- Sana in 2026

Minister of Security of Burkina Faso
- Incumbent
- Assumed office August 1, 2024
- Preceded by: Emile Zerbo

Deputy Director-General of the National Intelligence Agency of Burkina Faso
- In office October 2022 – August 1, 2024

Personal details
- Born: October 24, 1983 (age 42) Bouake, Ivory Coast
- Education: University of Ouagadougou

= Mahamadou Sana =

Mahamadou Sana is an Ivorian-Burkinabe politician who has served as the Minister of Security since 2024.

== Biography ==
Sana was born on October 24, 1983, in Bouaké, Ivory Coast. He moved to Burkina Faso in high school, and completed his primary schooling in Pouytenga. Between 2003 and 2007, he attended the University of Ouagadougou and received a master's degree in economic sciences.
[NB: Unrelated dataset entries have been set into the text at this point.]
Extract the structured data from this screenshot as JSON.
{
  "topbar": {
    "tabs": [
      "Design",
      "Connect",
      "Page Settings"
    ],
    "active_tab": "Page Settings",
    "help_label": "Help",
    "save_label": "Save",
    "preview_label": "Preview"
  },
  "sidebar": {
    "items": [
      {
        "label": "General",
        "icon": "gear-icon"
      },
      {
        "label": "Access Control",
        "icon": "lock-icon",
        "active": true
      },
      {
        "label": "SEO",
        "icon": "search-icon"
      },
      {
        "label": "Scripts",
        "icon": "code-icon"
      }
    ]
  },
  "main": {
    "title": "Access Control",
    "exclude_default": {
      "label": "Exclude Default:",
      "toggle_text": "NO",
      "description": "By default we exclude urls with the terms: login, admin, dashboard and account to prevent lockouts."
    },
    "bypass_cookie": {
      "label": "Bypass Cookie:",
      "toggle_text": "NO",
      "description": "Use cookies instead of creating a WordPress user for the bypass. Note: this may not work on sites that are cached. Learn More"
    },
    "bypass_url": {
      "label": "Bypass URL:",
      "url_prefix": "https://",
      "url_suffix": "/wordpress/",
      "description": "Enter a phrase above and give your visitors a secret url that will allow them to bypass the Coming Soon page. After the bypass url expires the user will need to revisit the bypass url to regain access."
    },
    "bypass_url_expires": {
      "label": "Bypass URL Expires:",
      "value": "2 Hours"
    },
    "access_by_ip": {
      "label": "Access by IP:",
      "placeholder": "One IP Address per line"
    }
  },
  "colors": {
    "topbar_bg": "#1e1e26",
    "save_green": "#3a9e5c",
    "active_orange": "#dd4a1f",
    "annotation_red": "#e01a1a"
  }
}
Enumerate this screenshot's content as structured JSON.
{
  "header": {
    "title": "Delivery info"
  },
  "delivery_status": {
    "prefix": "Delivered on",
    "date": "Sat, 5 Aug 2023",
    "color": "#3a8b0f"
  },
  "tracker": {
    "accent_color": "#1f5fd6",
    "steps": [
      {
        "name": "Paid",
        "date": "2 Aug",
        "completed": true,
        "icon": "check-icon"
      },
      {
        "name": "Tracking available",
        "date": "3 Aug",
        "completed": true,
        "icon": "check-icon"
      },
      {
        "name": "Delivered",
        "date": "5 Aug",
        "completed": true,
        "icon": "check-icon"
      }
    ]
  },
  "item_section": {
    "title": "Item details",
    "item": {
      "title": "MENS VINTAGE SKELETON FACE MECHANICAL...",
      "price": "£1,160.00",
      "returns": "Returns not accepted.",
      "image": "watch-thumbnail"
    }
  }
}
He first became a police officer in 2009, working his way up to head of police intelligence in 2011 and then chief of police for Ouagadougou-Donsin Airport in 2015 until 2017. From March to October 25, 2022, Sana served as Minister-Delegate to the Minister of Territorial Administration, serving in security alongside Boukare Zoungrana and then Emile Zerbo.

After the September 2022 Burkina Faso coup d'état that brought Ibrahim Traoré to power, Sana was promoted to deputy director-general of the Burkinabe spy agency ANR alongside Oumarou Yabre.

Since August 1, 2024, Sana has been Minister of Security, having served as Deputy Minister of Security prior to his promotion and succeeding Zerbo. As minister, Sana has been a staunch ally of President Ibrahim Traoré with the primary job of undermining domestic opposition and threats to Traore's rule. This included an alleged April 2025 coup plot which Sana said was sponsored by the Ivory Coast and a January 2026 coup plot that involved $125,000 of foreign funding. Alongside Yabre, Sana has cracked down on European and Western aid workers and facilities in Burkina Faso.